A foremost principle explaining the potential benefits of chemoradiation (CRT) administration involves mechanistic themes. Most generally, because radiation therapy (RT) acts locally and chemotherapy (CT) is distributed throughout the body, combined CRT attempts to control both locoregional disease and potential distant micrometastatic spread, a notion known as spatial interaction. When delving into molecular mechanisms, however, RT is known to cause damage to neoplastic cells largely by free radical–mediated DNA double-strand breaks. Various CT agents, on the other hand, act via several different pathways. Many commonly utilized CT drugs act directly or indirectly on DNA. Alkylators/linkers of DNA, such as cyclophosphamide or cisplatin, directly modify DNA to create crosslinks, which can result in additional DNA damage beyond what RT causes. Indirect DNA agents act on proteins that themselves directly act on DNA; for instance, the anthracycline doxorubicin stabilizes the complex between topoisomerase II and DNA, thus preventing the reconnection of temporary DNA strand breaks that normally provide mechanical relief from the torsional forces caused by DNA unwinding. The commonly used compounds paclitaxel and vincristine act on microtubules, most of which are prominently involved in cytostructure and intracellular communication, whereas the antimetabolite methotrexate prevents the collection and use of folates needed for purine and certain amino acid synthesis. In part owing to these diverse mechanisms, combined-modality therapy (CMT) is radiobiologically favorable and may also promote cell cycle synchronization, DNA damage repair inhibition, hypoxic cell sensitization, and the impedance of rapid cellular repopulation.

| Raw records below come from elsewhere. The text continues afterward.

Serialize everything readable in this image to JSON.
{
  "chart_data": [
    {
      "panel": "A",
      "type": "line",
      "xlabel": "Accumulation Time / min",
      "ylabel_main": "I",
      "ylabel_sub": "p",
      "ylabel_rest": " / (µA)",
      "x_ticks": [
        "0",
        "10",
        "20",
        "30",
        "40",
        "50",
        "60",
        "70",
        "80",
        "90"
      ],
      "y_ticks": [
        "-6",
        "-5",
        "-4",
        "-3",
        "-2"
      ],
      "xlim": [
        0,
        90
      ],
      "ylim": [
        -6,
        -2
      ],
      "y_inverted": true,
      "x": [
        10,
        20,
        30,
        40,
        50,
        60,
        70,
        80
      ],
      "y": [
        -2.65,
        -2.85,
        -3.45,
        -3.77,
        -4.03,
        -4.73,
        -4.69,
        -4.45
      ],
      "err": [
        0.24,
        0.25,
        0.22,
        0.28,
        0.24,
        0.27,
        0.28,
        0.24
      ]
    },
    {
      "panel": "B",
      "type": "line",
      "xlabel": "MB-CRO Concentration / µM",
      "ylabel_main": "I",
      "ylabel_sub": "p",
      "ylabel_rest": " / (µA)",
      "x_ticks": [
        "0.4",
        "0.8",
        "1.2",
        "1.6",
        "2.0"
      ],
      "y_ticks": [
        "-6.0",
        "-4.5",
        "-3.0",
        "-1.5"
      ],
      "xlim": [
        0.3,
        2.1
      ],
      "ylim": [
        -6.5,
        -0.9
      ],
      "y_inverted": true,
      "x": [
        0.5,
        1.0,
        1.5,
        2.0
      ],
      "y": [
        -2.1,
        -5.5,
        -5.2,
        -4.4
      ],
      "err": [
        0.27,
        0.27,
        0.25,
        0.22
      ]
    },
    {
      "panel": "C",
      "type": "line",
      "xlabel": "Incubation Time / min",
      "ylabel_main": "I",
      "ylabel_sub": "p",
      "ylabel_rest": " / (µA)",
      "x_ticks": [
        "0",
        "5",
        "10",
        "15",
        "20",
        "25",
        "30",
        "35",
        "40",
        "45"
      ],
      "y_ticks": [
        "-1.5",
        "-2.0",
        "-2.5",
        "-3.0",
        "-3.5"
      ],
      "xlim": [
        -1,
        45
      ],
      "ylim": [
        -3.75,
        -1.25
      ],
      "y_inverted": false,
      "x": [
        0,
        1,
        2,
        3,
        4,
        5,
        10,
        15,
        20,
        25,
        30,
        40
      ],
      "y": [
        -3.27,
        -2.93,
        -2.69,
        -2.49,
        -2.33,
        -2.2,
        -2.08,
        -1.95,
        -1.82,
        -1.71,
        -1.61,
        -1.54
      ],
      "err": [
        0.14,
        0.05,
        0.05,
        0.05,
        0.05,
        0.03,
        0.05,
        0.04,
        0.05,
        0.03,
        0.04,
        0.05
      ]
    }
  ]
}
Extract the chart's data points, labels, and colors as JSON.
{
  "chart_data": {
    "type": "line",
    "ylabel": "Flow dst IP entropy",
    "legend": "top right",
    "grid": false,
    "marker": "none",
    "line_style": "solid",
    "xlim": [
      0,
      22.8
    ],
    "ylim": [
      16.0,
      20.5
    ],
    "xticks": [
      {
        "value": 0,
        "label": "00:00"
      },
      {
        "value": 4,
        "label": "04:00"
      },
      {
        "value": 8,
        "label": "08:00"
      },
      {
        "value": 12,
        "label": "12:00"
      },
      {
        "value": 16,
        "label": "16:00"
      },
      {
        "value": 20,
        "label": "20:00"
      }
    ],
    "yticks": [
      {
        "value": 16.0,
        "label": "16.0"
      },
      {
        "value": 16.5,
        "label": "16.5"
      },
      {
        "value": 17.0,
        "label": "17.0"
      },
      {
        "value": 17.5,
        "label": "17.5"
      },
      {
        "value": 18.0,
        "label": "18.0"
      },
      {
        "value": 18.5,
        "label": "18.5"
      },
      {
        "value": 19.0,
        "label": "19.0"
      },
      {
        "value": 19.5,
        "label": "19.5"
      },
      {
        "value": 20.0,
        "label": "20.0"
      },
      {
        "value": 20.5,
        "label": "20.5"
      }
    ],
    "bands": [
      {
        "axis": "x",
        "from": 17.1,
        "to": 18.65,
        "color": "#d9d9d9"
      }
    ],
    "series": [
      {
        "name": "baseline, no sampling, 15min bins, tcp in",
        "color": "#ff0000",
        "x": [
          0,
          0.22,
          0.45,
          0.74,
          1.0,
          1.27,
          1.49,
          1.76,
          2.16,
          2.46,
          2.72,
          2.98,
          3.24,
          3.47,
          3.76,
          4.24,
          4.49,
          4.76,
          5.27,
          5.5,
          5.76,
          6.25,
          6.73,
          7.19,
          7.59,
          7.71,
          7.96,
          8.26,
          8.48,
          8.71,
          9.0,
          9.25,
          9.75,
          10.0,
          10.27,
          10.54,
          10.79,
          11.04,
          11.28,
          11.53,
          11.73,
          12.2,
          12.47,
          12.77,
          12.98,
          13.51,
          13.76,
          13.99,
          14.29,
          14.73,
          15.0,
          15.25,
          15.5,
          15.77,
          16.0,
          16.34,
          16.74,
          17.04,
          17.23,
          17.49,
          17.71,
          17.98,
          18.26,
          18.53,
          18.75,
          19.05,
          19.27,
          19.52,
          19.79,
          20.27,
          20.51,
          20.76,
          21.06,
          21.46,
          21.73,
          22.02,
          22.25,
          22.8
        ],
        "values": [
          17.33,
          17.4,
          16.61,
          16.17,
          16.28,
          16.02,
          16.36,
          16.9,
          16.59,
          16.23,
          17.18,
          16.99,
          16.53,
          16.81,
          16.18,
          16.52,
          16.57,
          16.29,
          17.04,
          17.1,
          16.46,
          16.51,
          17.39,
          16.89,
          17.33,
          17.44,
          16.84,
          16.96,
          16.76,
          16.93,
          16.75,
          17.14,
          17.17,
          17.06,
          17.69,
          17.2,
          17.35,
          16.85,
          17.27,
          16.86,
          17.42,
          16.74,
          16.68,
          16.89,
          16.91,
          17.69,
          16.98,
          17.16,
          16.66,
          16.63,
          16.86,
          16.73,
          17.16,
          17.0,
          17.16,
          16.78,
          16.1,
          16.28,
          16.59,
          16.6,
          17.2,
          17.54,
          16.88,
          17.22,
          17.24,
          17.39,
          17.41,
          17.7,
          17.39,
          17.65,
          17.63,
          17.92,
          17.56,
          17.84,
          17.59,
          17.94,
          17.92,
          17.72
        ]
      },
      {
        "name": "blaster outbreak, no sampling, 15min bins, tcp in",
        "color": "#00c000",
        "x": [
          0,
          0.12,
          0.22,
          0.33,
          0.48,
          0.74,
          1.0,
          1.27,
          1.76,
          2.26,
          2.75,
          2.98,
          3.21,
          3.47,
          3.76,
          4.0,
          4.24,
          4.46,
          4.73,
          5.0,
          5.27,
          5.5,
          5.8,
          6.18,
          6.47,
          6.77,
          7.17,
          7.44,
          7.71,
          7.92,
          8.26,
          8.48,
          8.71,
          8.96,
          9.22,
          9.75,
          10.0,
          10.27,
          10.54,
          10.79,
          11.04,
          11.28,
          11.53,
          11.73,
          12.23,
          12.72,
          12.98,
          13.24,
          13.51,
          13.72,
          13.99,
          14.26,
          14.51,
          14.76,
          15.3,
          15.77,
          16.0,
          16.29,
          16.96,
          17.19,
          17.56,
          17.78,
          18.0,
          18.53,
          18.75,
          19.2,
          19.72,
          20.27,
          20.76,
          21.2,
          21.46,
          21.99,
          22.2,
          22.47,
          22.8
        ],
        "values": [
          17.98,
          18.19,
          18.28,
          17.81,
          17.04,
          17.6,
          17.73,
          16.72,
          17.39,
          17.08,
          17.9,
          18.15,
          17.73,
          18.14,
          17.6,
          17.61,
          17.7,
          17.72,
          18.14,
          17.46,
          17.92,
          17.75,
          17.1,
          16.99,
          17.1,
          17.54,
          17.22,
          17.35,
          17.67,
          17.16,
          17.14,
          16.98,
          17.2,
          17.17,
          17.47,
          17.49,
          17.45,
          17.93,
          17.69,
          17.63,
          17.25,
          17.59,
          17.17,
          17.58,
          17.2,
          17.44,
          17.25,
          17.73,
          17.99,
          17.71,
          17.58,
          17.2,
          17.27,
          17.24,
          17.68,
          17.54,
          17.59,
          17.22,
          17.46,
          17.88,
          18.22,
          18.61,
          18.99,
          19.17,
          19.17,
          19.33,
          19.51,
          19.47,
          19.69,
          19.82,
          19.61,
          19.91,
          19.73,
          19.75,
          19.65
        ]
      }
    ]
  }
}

This section will discuss the two primary methods for administering combined CRT: sequentially (Table 1.1) and concurrently (Table 1.2). The existence of high-level evidence regarding outcomes and expected treatment toxicities largely drives the clinical decision making for either technique. For some cancer types, but not for others, the synergy between CT and RT has been proven; radiosensitization has been well documented for many CT compounds (eg, platinum compounds, fluoropyrimidines/capecitabine, and gemcitabine). Although enhanced neoplastic destruction is the ultimate goal of oncologic management, these potential gains must be weighed against the toxicities that often amplify when CT and RT are given together. Seminal trials have quantified not only the magnitude of outcome benefits but also the increase in various toxicities with concurrent CRT. Hence, although various tumor types and clinical circumstances may lend themselves to CMT, clinicians must first decide whether a given patient is a candidate for it. Subsequently, they must determine, based on available evidence as well as several patient-specific factors, whether the expected benefits of concurrent CRT outweigh its potentially increased toxicity risks. These decisions may be best made, when possible, in a multidisciplinary fashion and on a case-by-case basis.

As previously mentioned, the goal of combining CT and RT—regardless of timing or technique—is to control both the primary disease and potential micrometastases. It is important to understand that each malignancy has a certain risk of metastatic spread that is influenced by several factors not limited to tumor histology, differentiation, genetics, location, and stage. Patient factors such as cancer history, prior RT and/or CT, and immune system status are also important to consider. The oncologist’s goal is to holistically estimate the risk of metastasis outside the primary site or the likelihood of local tumor control with and without CMT and add CT accordingly. Breast cancer, for which gene panels have been clinically validated to correlate with the risks of lymphatic and distant spread, is the most ubiquitous example of this concept (9). Hence, quantification of this risk has resulted in the administration of CT after RT in patients with genetics portending metastasis. Nevertheless, this section will elaborate on the advantages of sequencing RT before or after CT.